Он, не удивившись и не испугавшись, будто ждал вопроса, повёл глазами на знакомый голос. Так и есть, собственной персоной Его Старость. Эту размытую по краям тень, оказавшуюся с той стороны, откуда светило Солнце, с настоящей тенью не спутаешь. Неужели опять «замкнуло в голове», второй «звоночек оттуда». Как некстати! А винпотропил самоуверенно и легкомысленно оставил дома.

Голос продолжал негромко и проникновенно, как исходящий от заботливой подруги:

- Допустим, я смогу на несколько дней и только здесь вернуть тебе облик выпускника школы. Повернуть вспять весь поток времени мне не по силам. Твои сверстники, вообще все-все, окружавшие тебя тогда, останутся в сегодняшнем дне, и живые, и мёртвые. И в тот Городок тебе не попасть. Под небесным куполом его нет. Он под сводом твоей черепной коробки. Для новых жителей Городка ты станешь подростком, который бредит, не в себе. Скорее всего, тебя отведут в лечебницу. Лучше проведи оставшиеся часы в этом месте как старый пилигрим на руинах того, что стало, благодаря памяти, неотделимой частью твоей бессмертной души.

На следующий день путешественник в свою юность вылетел домой.

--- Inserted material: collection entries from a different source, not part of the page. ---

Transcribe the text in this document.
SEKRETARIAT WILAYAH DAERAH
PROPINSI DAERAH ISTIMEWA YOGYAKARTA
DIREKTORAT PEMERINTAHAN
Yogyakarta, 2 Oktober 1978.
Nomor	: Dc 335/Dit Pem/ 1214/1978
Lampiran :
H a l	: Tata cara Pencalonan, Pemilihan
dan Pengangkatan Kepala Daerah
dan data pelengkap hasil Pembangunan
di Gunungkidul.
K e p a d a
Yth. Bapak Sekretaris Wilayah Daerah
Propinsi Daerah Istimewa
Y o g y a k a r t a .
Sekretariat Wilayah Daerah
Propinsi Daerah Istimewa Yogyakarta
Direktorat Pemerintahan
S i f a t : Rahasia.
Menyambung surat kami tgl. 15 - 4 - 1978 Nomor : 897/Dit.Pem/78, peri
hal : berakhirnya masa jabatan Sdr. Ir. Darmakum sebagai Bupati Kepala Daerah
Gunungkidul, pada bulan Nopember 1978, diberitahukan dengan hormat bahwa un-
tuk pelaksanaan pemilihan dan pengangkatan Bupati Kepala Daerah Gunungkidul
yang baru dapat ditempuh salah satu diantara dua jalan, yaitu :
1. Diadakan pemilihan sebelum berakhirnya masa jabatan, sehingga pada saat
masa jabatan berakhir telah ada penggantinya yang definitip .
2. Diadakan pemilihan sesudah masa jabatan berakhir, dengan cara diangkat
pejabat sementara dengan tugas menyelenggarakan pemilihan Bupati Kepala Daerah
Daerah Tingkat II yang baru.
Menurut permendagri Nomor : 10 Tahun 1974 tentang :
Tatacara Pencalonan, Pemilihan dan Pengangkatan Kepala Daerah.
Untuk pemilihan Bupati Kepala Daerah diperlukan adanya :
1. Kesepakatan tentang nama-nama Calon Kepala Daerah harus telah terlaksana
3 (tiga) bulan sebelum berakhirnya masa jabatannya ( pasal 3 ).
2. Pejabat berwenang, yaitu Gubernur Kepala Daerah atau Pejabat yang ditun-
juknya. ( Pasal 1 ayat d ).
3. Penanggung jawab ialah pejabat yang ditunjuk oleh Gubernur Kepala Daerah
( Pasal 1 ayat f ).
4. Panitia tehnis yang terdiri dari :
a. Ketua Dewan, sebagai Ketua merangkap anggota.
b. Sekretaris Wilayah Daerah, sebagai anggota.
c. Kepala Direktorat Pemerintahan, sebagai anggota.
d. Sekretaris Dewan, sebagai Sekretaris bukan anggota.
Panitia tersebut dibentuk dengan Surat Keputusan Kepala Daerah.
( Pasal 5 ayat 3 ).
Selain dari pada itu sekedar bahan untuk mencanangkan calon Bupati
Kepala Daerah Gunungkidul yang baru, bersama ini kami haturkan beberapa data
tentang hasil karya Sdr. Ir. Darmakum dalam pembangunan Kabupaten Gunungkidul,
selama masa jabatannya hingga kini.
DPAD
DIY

В напольном зеркале прихожей хозяин квартиры на первый взгляд увидел долгожителя, из последних сил старающегося оставаться молодцем. "Старик, безнадёжный старик! Никакие маски, ни переодевания не помогут! Смирись!".

Но приблизив лицо к стеклу, заметил в глазах нечто новое, чему он не мог дать названия, чего не мог объяснить. Вроде встретились взглядами два человека, старый до зелени в седине и совсем юноша.